Garbo's first sound picture was Anna Christie (1930), based on a play by American dramatist Eugene O'Neill. The sound scene was a tour de force, the longest, continuous sound take of the time. Because of the film's extraordinary success, MGM created a German language version with Garbo and an entirely new cast. Garbo's ability to act successfully in two languages demonstrates her remarkable range and linguistic talent.

Garbo's career continued to flourish. She starred in 15 sound films including such classics as Mata Hari (1932), As You Desire Me (1932), and Queen Christina (1933), one of her first classic roles. Director Rouben Mamoulian used Garbo's mask-like visage as a canvas upon which the audience ascribed an array of intense emotions. This use of her face as an expressive conduit became Garbo's signature style, and she created magic with it in her starring roles in Susan LennoxHer Fall and Rise (1931 with Clark Gable), Grand Hotel (1932), Anna Karenina (1935), Camille (1936), Conquest (1937), and Ninotchka (1939).

Garbo gradually withdrew into an isolated retirement in 1941 after the failure of Two-Faced Woman, a domestic comedy. Her retirement was also partly because of World War II. She was tempted by a number of very interesting acting possibilities, but, unfortunately, none of the projects came to fruition.

Her twenty years of brilliant film portrayals created a cinematic legend characterized by financial success.
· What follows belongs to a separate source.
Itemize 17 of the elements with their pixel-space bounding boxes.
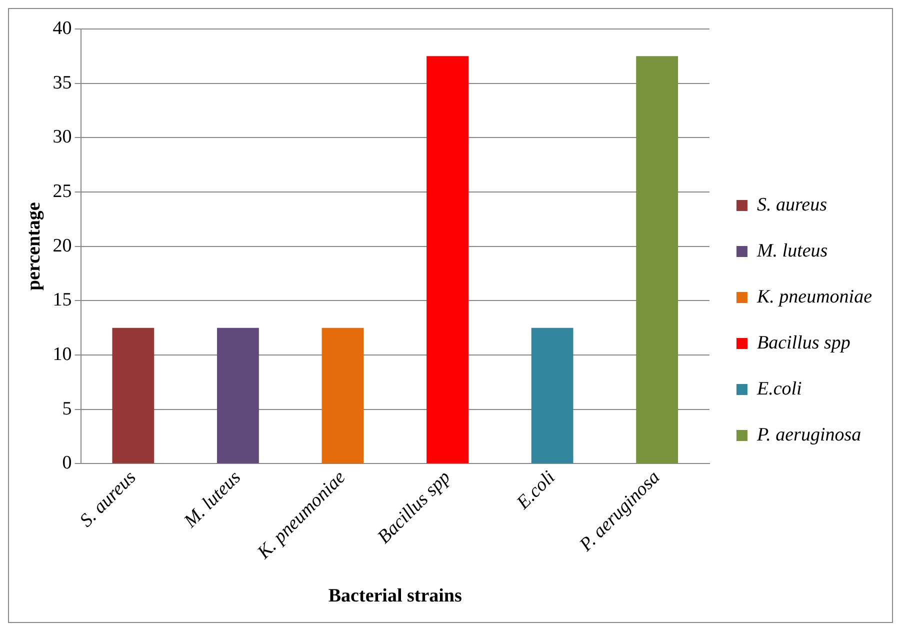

During the mid-1930's she was America's highest paid female. Garbo's retirement from films did not mark the end of a very busy, independent life. Without the pressures of film-making, Garbo had the opportunity to turn to other creative pursuits such as painting, poetry, creative design of clothing and furnishings, gardening, and a rigorous daily exercise routine. In 1950 Garbo was chosen the best actress of the half-century in a poll conducted by the theatrical newspaper Variety. She became a U.S. citizen in 1951, and in 1954 she received (in absentia) a special Academy Award for "her unforgettable screen performances." Garbo moved to New York city in 1953 and traveled extensively. She died at her home in New York on April 15, 1990.

Further Reading

The most informative works about Greta Garbo are John Bainbridge, Garbo (1955); Fritiof Billquist, Garbo (trans. 1960); and Raymond Durgat and John Kobal, Greta Garbo (1965).